Die befragten Spieler haben im Fragebogen die Möglichkeit eine Beurteilung des Spiels als komplexes System selbst abzugeben (Frage 20) und auch weiterführend ihre Ansichten zu komplexen Systemen mitzuteilen (Frage 21). Im letzten Teil des Fragebogens können die Spieler Transfers beschreiben. Die quantitative Auswertung hierzu fand bereits im vorherigen Abschnitt statt, hier sollen die einzelnen Aussagen analysiert und vorgestellt werden. Die abschließende Frage 45 bietet dem Befragten Gelegenheit, seine Antwort bzgl. der Frage, ob das Spiel Interessen geweckt habe oder nicht, zu erläutern. Das Hauptaugenmerk liegt hier auf den Ausführungen der Spieler zu komplexen Systemen. Vorab werden die Kennzeichen der Kategorien definiert, d.h. die Kriterien, anhand derer die Daten der jeweiligen Kategorie zugeteilt werden.

Die erste Kategorie sind „Merkmale komplexer Systeme“. Diese Kategorie beinhaltet vier Unterkategorien, angelehnt an den im theoretischen Teil vorgestellten Merkmalen. Für die jeweilige Unterkategorie werden die Daten bei der ersten Durchsicht auf Schlüsselwörter hin untersucht. Hierfür wird die Wortzählfunktion unter MAXQDA genutzt, um Auffälligkeiten feststellen zu können. Diese Form soll der quantitativen Auswertung der qualitativen Daten dienen und bereits eine erste Filterung für die weitere Analyse ergeben. In der folgenden Übersicht werden Schlüsselwörter für eine Unterkategorie vorgestellt (bei den Wörtern wird jeweils Singular und Plural beachtet). Neben den Schlüsselworten wird ebenfalls eine Analyse der Texte durchgeführt, um Beschreibungen, die keines der Schlüsselwörter beinhalten, ebenfalls berücksichtigen zu können. Grundsätzlich kann bei diesem Vorgehen eine Trefferquote von 100 % nicht gewährleistet werden, da manche Aussagen zu ungenau sind und daher nicht eindeutig zugeordnet werden können.

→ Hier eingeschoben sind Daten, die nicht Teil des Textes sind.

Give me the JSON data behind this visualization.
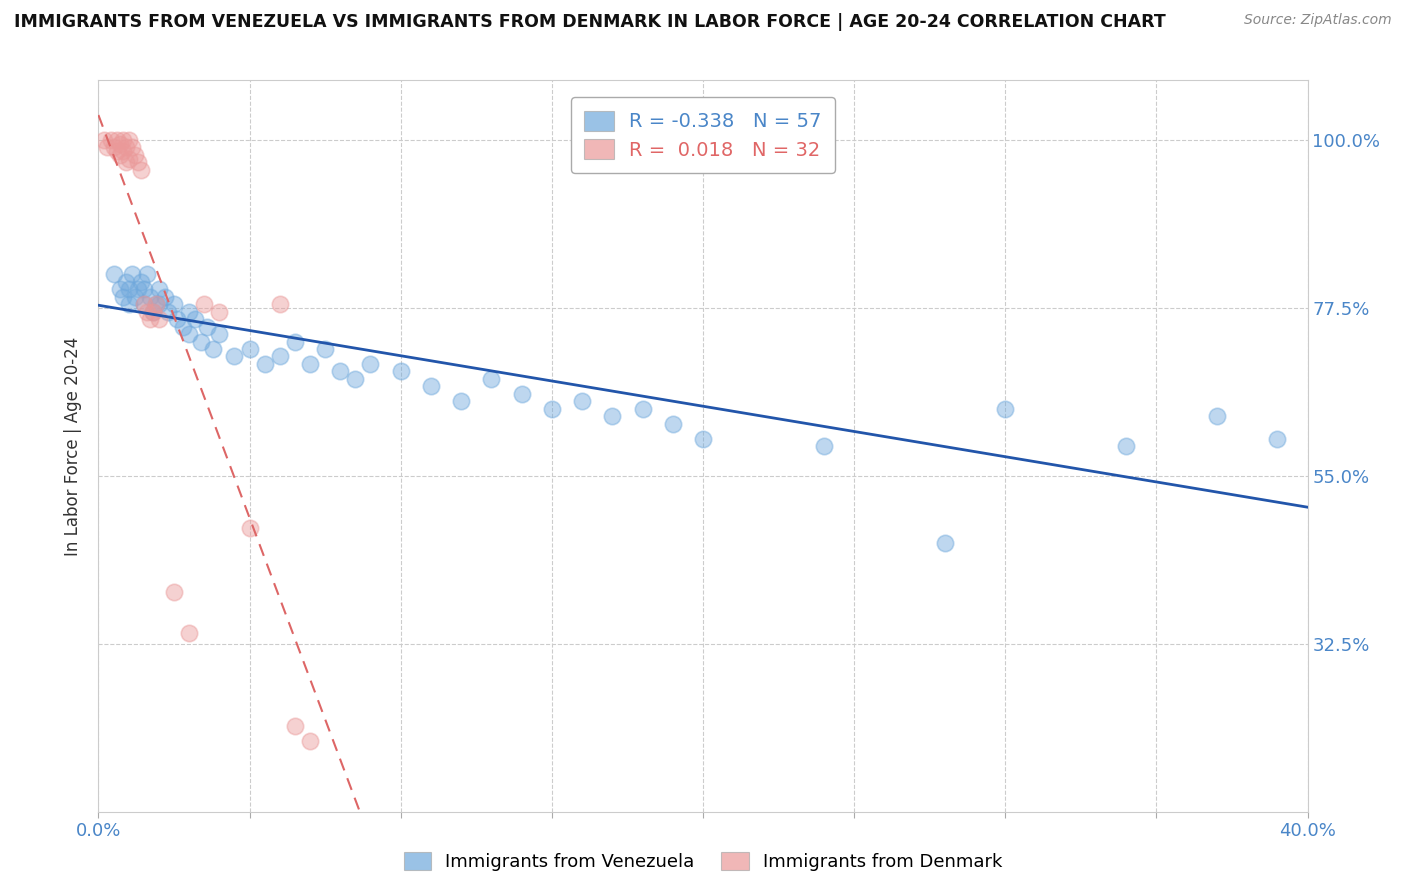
{
  "title": "IMMIGRANTS FROM VENEZUELA VS IMMIGRANTS FROM DENMARK IN LABOR FORCE | AGE 20-24 CORRELATION CHART",
  "source": "Source: ZipAtlas.com",
  "ylabel": "In Labor Force | Age 20-24",
  "xlim": [
    0.0,
    0.4
  ],
  "ylim": [
    0.1,
    1.08
  ],
  "xticks": [
    0.0,
    0.05,
    0.1,
    0.15,
    0.2,
    0.25,
    0.3,
    0.35,
    0.4
  ],
  "ytick_labels": [
    "32.5%",
    "55.0%",
    "77.5%",
    "100.0%"
  ],
  "yticks": [
    0.325,
    0.55,
    0.775,
    1.0
  ],
  "blue_color": "#6fa8dc",
  "pink_color": "#ea9999",
  "trend_blue": "#2255aa",
  "trend_pink": "#dd6666",
  "background": "#ffffff",
  "grid_color": "#cccccc",
  "blue_r": -0.338,
  "blue_n": 57,
  "pink_r": 0.018,
  "pink_n": 32,
  "blue_scatter_x": [
    0.005,
    0.007,
    0.008,
    0.009,
    0.01,
    0.01,
    0.011,
    0.012,
    0.013,
    0.014,
    0.015,
    0.015,
    0.016,
    0.017,
    0.018,
    0.019,
    0.02,
    0.02,
    0.022,
    0.023,
    0.025,
    0.026,
    0.028,
    0.03,
    0.03,
    0.032,
    0.034,
    0.036,
    0.038,
    0.04,
    0.045,
    0.05,
    0.055,
    0.06,
    0.065,
    0.07,
    0.075,
    0.08,
    0.085,
    0.09,
    0.1,
    0.11,
    0.12,
    0.13,
    0.14,
    0.15,
    0.16,
    0.17,
    0.18,
    0.19,
    0.2,
    0.24,
    0.28,
    0.3,
    0.34,
    0.37,
    0.39
  ],
  "blue_scatter_y": [
    0.82,
    0.8,
    0.79,
    0.81,
    0.8,
    0.78,
    0.82,
    0.79,
    0.8,
    0.81,
    0.78,
    0.8,
    0.82,
    0.79,
    0.77,
    0.78,
    0.8,
    0.78,
    0.79,
    0.77,
    0.78,
    0.76,
    0.75,
    0.77,
    0.74,
    0.76,
    0.73,
    0.75,
    0.72,
    0.74,
    0.71,
    0.72,
    0.7,
    0.71,
    0.73,
    0.7,
    0.72,
    0.69,
    0.68,
    0.7,
    0.69,
    0.67,
    0.65,
    0.68,
    0.66,
    0.64,
    0.65,
    0.63,
    0.64,
    0.62,
    0.6,
    0.59,
    0.46,
    0.64,
    0.59,
    0.63,
    0.6
  ],
  "pink_scatter_x": [
    0.002,
    0.003,
    0.004,
    0.005,
    0.006,
    0.006,
    0.007,
    0.007,
    0.008,
    0.008,
    0.009,
    0.009,
    0.01,
    0.01,
    0.011,
    0.012,
    0.013,
    0.014,
    0.015,
    0.016,
    0.017,
    0.018,
    0.019,
    0.02,
    0.025,
    0.03,
    0.035,
    0.04,
    0.05,
    0.06,
    0.065,
    0.07
  ],
  "pink_scatter_y": [
    1.0,
    0.99,
    1.0,
    0.99,
    1.0,
    0.985,
    0.995,
    0.98,
    1.0,
    0.985,
    0.99,
    0.97,
    1.0,
    0.975,
    0.99,
    0.98,
    0.97,
    0.96,
    0.78,
    0.77,
    0.76,
    0.77,
    0.78,
    0.76,
    0.395,
    0.34,
    0.78,
    0.77,
    0.48,
    0.78,
    0.215,
    0.195
  ]
}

    Merkmale komplexer Systeme
  • Anzahl der Elemente
    Schlüsselwörter: viele, mehr, einige, Elemente, Vielzahl, verschiedene, Parameter, different, multiple, many, more, a lot, various, varieties
  • Dynamik
    Schlüsselwörter: unberechenbar, unvorhersehbar, unerwartet, Dynamik, linear, Rückkoppelung, Auswirkungen, dynamic, unexpected, unpredictable, feedback
  • Planung
    Schlüsselwörter: Entscheidungen, Planung, Lösung, Strategie, solution, decision, strategy, planning
  • Beziehungsgeflecht
    Schlüsselwörter: verbunden, vernetzt, Netzwerk, Abhängigkeit, Einfluss, Verknüpfung, Verbindung, Zusammenhang, Rückkoppelung, dependency, interaction, affect, impact, feedback
    Unter diese Kategorie fallen auch Merkmale Dörners Modells, die jedoch nicht alle explizit aufgeführt werden.
    Transfermodell
    Für das Transfermodell werden keine Schlüsselwörter definiert, da dies nur eine unvollständige Analyse darstellen würde. Hier werden die Aussagen der Spieler, in denen sie sich auf Situationen außerhalb des Spiels beziehen, sie aber mit dem Spiel in Verbindung bringen, analysiert.
    Häufig genannte Begriffe
    Erläuterungen: Die Kategorie „Häufig genannte Begriffe“ wird festgelegt, da bestimmte Begriffe mehrmals bei der Beschreibung komplexer Systeme (spielbezogen und allgemein) oder in anderen Zusammenhängen erwähnt werden. Gleiches gilt für die Kategorie „Geschichte“: Geschichte kann als ein komplexes System angesehen werden, so dass die häufige Erwähnung von Geschichte bei den Antworten Berücksichtigung finden soll. Die bloße Nennung des Begriffes „Geschichte“ o.Ä. wird nicht als Nennung eines Kriteriums eines komplexen Systems gewertet.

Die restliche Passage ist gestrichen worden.